Fiore di Cananga odorata (Lam.) Hook.f. & Thomson, l’Ylang-ylang, una specie australasiatica molto usata nell’industria profumiera.
Fiore di Cananga odorata (Lam.) Hook.f. & Thomson, l’Ylang-ylang, una specie australasiatica molto usata nell’industria profumiera.

Mission

L’Orto Botanico di Napoli è un museo vivente. Tutela la biodiversità attraverso l’introduzione, la cura e la conservazione delle specie vegetali; le sue attività si esplicano attraverso la salvaguardia, la catalogazione e l’incremento del proprio patrimonio vegetale vivente e del proprio erbario, la ricerca scientifica, la didattica della botanica, la conservazione di specie rare o minacciate di estinzione, lo svolgimento di manifestazioni culturali, l’apertura al pubblico.

Cura delle collezioni
La cura delle piante è affidata ad un esperto staff tecnico che gestisce l’intero giardino. Le collezioni viventi sono costantemente incrementate grazie a raccolte in natura e a scambi con altri orti botanici.
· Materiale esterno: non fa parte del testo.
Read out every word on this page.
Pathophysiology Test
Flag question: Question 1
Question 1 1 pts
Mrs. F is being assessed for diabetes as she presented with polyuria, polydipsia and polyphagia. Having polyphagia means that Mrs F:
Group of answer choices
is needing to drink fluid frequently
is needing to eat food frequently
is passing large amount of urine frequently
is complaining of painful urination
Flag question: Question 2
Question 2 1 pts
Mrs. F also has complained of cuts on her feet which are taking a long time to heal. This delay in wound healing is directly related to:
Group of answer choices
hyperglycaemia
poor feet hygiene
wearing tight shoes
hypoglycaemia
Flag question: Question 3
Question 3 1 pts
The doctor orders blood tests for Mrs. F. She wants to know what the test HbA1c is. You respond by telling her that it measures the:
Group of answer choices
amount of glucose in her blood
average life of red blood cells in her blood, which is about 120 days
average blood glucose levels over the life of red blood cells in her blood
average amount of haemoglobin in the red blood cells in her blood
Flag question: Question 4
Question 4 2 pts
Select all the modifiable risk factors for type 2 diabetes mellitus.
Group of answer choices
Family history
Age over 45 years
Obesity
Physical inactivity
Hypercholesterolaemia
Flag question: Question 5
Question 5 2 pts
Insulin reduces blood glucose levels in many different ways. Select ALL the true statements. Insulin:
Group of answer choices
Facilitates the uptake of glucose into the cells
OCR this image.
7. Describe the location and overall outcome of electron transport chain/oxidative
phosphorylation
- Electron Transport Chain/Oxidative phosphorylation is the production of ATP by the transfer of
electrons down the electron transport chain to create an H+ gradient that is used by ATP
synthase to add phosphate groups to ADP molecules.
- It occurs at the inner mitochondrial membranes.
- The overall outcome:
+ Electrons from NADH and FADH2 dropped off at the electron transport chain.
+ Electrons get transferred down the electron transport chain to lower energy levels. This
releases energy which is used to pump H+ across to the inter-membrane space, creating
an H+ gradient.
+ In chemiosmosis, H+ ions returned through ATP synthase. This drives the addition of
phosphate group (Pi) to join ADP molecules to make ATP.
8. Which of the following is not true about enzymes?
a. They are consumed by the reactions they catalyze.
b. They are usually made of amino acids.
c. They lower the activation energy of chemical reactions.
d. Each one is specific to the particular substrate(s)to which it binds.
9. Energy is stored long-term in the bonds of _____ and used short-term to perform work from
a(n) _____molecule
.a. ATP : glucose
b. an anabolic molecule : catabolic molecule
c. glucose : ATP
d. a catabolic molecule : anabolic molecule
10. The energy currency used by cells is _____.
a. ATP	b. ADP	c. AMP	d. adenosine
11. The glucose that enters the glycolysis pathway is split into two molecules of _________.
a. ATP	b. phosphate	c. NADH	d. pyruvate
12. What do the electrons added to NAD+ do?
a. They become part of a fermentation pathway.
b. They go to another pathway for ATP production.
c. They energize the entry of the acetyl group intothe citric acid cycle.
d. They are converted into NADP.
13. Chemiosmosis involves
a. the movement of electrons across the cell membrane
Gli esemplari sono catalogati ed etichettati.
L’Orto inoltre tiene traccia di tutti gli interventi di manutenzione sul proprio patrimonio arboreo.

Ricerca
L’attività di ricerca svolta nell’Orto Botanico riguarda principalmente lo studio della biodiversità di vari gruppi di vegetali, l’indagine sulla distribuzione delle piante sul territorio, in particolare della Regione Campania, lo svolgimento di indagini sull’impiego tradizionale dei vegetali presso comunità rurali dell’Italia centro-meridionale, l’analisi di fossili vegetali provenienti da geositi campani. Molte di queste indagini trovano supporto nelle collezioni di piante essiccate custodite nell’Erbario dell’Orto.
Le collezioni dell’Orto Botanico rappresentano inoltre un serbatoio di materiale vegetale utilizzato a scopo di ricerca dai docenti dell’Ateneo e di strutture di ricerca di ogni parte del mondo.
L’orto inoltre svolge indagini di propria iniziativa sul verde urbano presente in città, relativamente al suo stato, alla sua distribuzione ed all’analisi storica di esso, essendo la città di Napoli ricca di specie esotiche introdotte nei secoli passati da illustri botanici che spesso, a vario titolo, hanno frequentato l’orto. Proprio da quest’ultimo aspetto scaturiscono una serie di funzioni dell’istituto che possono essere tradotte in servizi verso gli enti pubblici territoriali.

Conservazione
La conservazione e la protezione di entità rare, endemiche o in via estinzione è un’attività che con il passare del tempo ha assunto sempre maggiore importanza. Nell’Orto sono custodite collezioni relative a gruppi di piante sempre più rare nei loro ambienti naturali, come ad esempio le Cycadales e le felci arboree, e sono coltivate entità endemiche della Campania, come ad esempio Eokochia saxicola e Primula palinuri. Queste specie nostrane sono riprodotte o moltiplicate, in modo da ottenere un cospicuo numero di esemplari da usare per un’eventuale reintroduzione in natura.

Didattica e divulgazione
L'attività didattica svolta dall’Orto Botanico si rivolge, oltre che agli studenti universitari, agli alunni delle scuole medie inferiori e superiori, mediante l’organizzazione di visite guidate condotte da personale specializzato e mediante corsi annuali rivolti ai docenti. Inoltre, l’Orto è istituzionalmente impegnato alla divulgazione sui temi della biologia vegetale e della cultura naturalistica, con particolare riferimento alla diversità delle piante; ciò si esplica attraverso l’apertura al pubblico e attraverso numerosi eventi e manifestazioni.

Manifestazioni artistiche e culturali
L’Orto Botanico organizza o ospita moltissimi eventi, il cui obiettivo comune è la sensibilizzazione del pubblico al mondo naturale e alla cultura della sostenibilità, in un’ottica di inclusione. L’Orto è aperto al pubblico tutto l’anno, nei limiti in cui le visite non ostacolino le attività di cura del patrimonio vegetale.